The black-capped swallow has a disjunct distribution. It is found in the central part of the southern Mexican state of Chiapas, from southwestern Chiapas into most of Guatemala, and from extreme northern El Salvador into western Honduras. It inhabits the interior, edges, and clearings of pine-oak forest, pine forest, and cloudforest in the subtropical and temperate zones. Sources differ on its elevational range. One states it is 1600 to 3100 m and another says 1000 to 3000 m. A third gives its elevational range outside Mexico as 750 to 2650 m.

==Behavior==
===Movement===

The black-capped swallow is generally considered a year-round resident.
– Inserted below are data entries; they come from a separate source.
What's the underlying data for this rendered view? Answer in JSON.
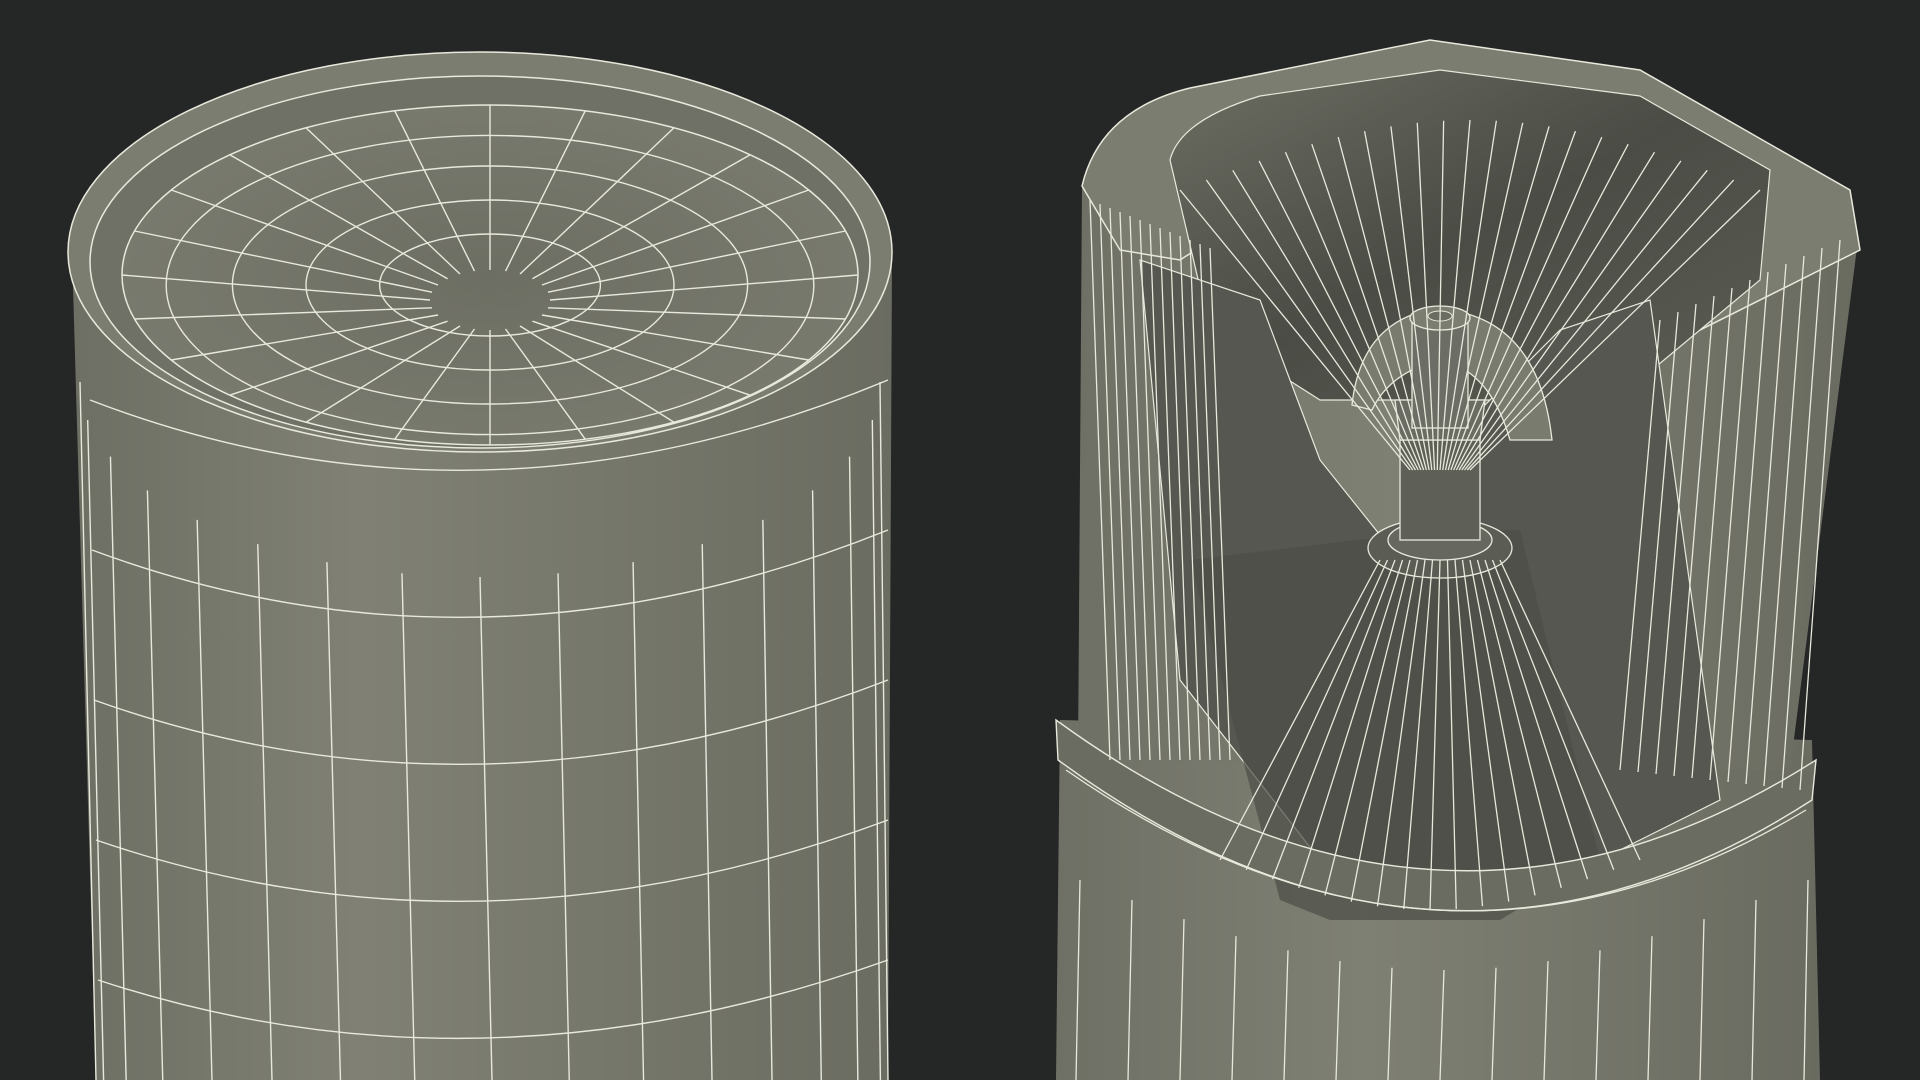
{
  "scene": {
    "background_color": "#252626",
    "mesh_fill_color": "#7a7b6f",
    "mesh_dark_color": "#4e5048",
    "mesh_shadow_color": "#3f413b",
    "wire_color": "#e8e9dc",
    "objects": [
      {
        "name": "closed-top-cylinder",
        "description_icon": "wireframe-cylinder-icon"
      },
      {
        "name": "cutaway-cylinder-with-funnel",
        "description_icon": "wireframe-funnel-icon"
      }
    ]
  }
}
It is known to wander in Chiapas. It apparently has bred in Honduras only since the late 1900s.

===Feeding===

The black-capped swallow feeds only on insects that it captures in flight, though specific details of its diet are lacking. It sometimes forages in small flocks.

===Breeding===

The black-capped swallow's breeding season has not been fully defined but appears to span February to April in Mexico and include May and June in El Salvador. It sometimes nests in small colonies. It nests in burrows in earthen banks and in rock crevices. It is not clear whether it can excavate its own burrow or is dependent on other species's abandoned burrows. In the burrow or crevice it makes a cup nest of pine needles, leaves, twigs, and mud that is sometimes lined with feathers. The usual clutch is four eggs. Both sexes build the nest and provision nestlings. The incubation period and time to fledging are not known.

===Vocalization===

The black-capped swallow's calls "include a buzzy electric pzzzzzeeet! and a more liquid pweeet-pweeet".

==Status==

The IUCN has assessed the black-capped swallow as being of Least Concern. Its population of at least 50,000 mature individuals is believed to be decreasing. No immediate threats have been identified. It is under "special protection" in Mexico and considered "uncommon to fairly common" outside that country. The species is "often seen near roads and farm clearings, suggesting that they may benefit from human activities that increase edge habitat".